Will the Weight-Loss Results for Tirzepatide Shrink the Field for Future Anti-Obesity Treatments?



At the 2022 European Congress on Obesity, which I attended over the last few days, there was much buzz about the rather spectacular 22% average weight loss achieved with the dual GIP-GLP-1 agonist tirzepatide – a degree of weight loss that is not far from matching the weight-loss outcomes of patients undergoing metabolic surgery.

Clearly these results  are shifting the benchmark for what we can expect from future anti-obesity medications. 

While we await the full publication of these results and the outcomes of the other trials in the SURMOUNT program, it may be prudent to speculate what these results mean for compounds and treatment options for obesity currently in the pipeline. 

At last count, there were over twenty different anti-obesity compounds across a range of modes of action at various stages of clinical development. 

Some may well have the capacity to match the degree of weight loss seen with tirzepatide, but matching or even exceeding the 20% mark is likely to be a tall order for most. 

Thus, no doubt many anti-obesity medication development programs may now be seriously reconsidering or even abandoning current candidates.  

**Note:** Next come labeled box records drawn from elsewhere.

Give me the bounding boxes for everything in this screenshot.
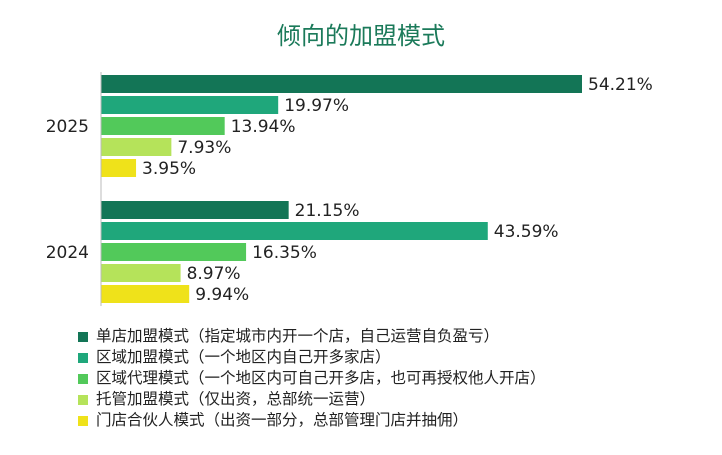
data-label: 7.93% bbox=[177, 138, 231, 158]
legend-swatch bbox=[78, 415, 88, 426]
bar bbox=[101, 243, 247, 261]
legend-label: 托管加盟模式（仅出资，总部统一运营） bbox=[96, 390, 376, 408]
data-label: 19.97% bbox=[284, 96, 349, 116]
bar bbox=[101, 75, 582, 93]
chart-title: 倾向的加盟模式 bbox=[277, 22, 445, 50]
legend-label: 单店加盟模式（指定城市内开一个店，自己运营自负盈亏） bbox=[96, 327, 500, 345]
data-label: 13.94% bbox=[231, 117, 296, 137]
bar bbox=[101, 96, 279, 114]
legend: 单店加盟模式（指定城市内开一个店，自己运营自负盈亏） 区域加盟模式（一个地区内自… bbox=[78, 326, 546, 431]
legend-label: 门店合伙人模式（出资一部分，总部管理门店并抽佣） bbox=[96, 411, 469, 429]
data-label: 16.35% bbox=[252, 243, 317, 263]
legend-item: 区域加盟模式（一个地区内自己开多家店） bbox=[78, 347, 546, 368]
legend-item: 单店加盟模式（指定城市内开一个店，自己运营自负盈亏） bbox=[78, 326, 546, 347]
data-label: 43.59% bbox=[494, 222, 559, 242]
legend-swatch bbox=[78, 352, 88, 363]
category-label: 2025 bbox=[46, 117, 89, 137]
data-label: 54.21% bbox=[588, 75, 653, 95]
bar bbox=[101, 138, 172, 156]
legend-item: 门店合伙人模式（出资一部分，总部管理门店并抽佣） bbox=[78, 410, 546, 431]
bar bbox=[101, 222, 488, 240]
bar bbox=[101, 201, 289, 219]
legend-label: 区域加盟模式（一个地区内自己开多家店） bbox=[96, 348, 391, 366]
legend-label: 区域代理模式（一个地区内可自己开多店，也可再授权他人开店） bbox=[96, 369, 546, 387]
bar-chart: 54.21% 19.97%13.94%7.93%3.95% 21.15% 43.59%… bbox=[46, 72, 653, 306]
legend-swatch bbox=[78, 373, 88, 384]
legend-item: 托管加盟模式（仅出资，总部统一运营） bbox=[78, 389, 546, 410]
legend-swatch bbox=[78, 394, 88, 405]
legend-item: 区域代理模式（一个地区内可自己开多店，也可再授权他人开店） bbox=[78, 368, 546, 389]
data-label: 3.95% bbox=[142, 159, 196, 179]
data-label: 8.97% bbox=[187, 264, 241, 284]
bar bbox=[101, 159, 137, 177]
bar bbox=[101, 264, 181, 282]
category-label: 2024 bbox=[46, 243, 89, 263]
data-label: 21.15% bbox=[295, 201, 360, 221]
data-label: 9.94% bbox=[195, 285, 249, 305]
bar bbox=[101, 285, 190, 303]
legend-swatch bbox=[78, 331, 88, 342]
bar bbox=[101, 117, 225, 135]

This would be unfortunate! 

For one, given the heterogeneity of pharmacodynamics responses, there will always be individuals for whom tirzepatide may either not work or not be well tolerated, leaving ample room for less effective medications that may do the job for these patients. 

More importantly, it may well be that, although these compounds may not be effective enough when used alone, they may be ideal candidates for add-on or combination treatments. 

An example that comes to mind would be the combination of the long-acting amylin analogue cagrilinitide with the long-acting GLP-1 analogue semaglutide, for which we have early data suggesting that it may well match or even exceed the weight loss seen with tirzepatide. 

Given that combination treatment is now the most common approach to treating a host of chronic diseases including hypertension, diabetes, heart or kidney disease, there is no reason why this would not be the case for obesity.  

While each component of these combinations may only be moderately effective on their own, they may well have synergistic effects that more than add up (as seen for buproprion plus naltrexone) or allow the use of lower doses, thus improving safety and tolerability (as with the combination of low-dose phentermine and low-dose topiramate). 

Thus, rather than abandoning compounds currently in the pipelines just because they promise less than 20% weight loss on their own, it may be time to consider developing these compounds as add-on or as combination therapies. 

Indeed, given that we now already have several effective medications for obesity, it will only be a matter of time before ethic committees decide that it is no longer ethical to test new anti-obesity compounds against a placebo. 

As in trials of medications for type 2 diabetes, hypertension, or dyslipidemia, the control arm (and likely even the intervention arm) of future studies would need to include baseline or standard medications. 

Although, at this time, none of the available anti-obesity medications would be considered “standard care”, this is largely because anti-obesity medications are currently not widely used in clinical practice, not because they lack efficacy. Thus, in the setting of a clinical trial, this argument as justification for having a placebo arm may no longer satisfy an ethics committee.  

Also, knowing that effective medications for obesity are already approved and available may make individuals seeking obesity treatments less likely to participate in lengthy trials that have placebo arms. 

The finding of “surgery-strength” weight-loss with tirzepatide may also be the benchmark against which future devices or surgical techniques would have to measure up. 

In fact, we may well reach the point where any novel obesity treatment will have to establish its superiority (or at a minimum non-inferiority) to approved anti-obesity medications. 

I certainly look forward to seeing how this plays out in the future. 

It would certainly be a shame if the rather spectacular results reported for tirzapetide leads to the premature abandoning of compounds that may well be perfect candidates for combination or add-on treatments for obesity.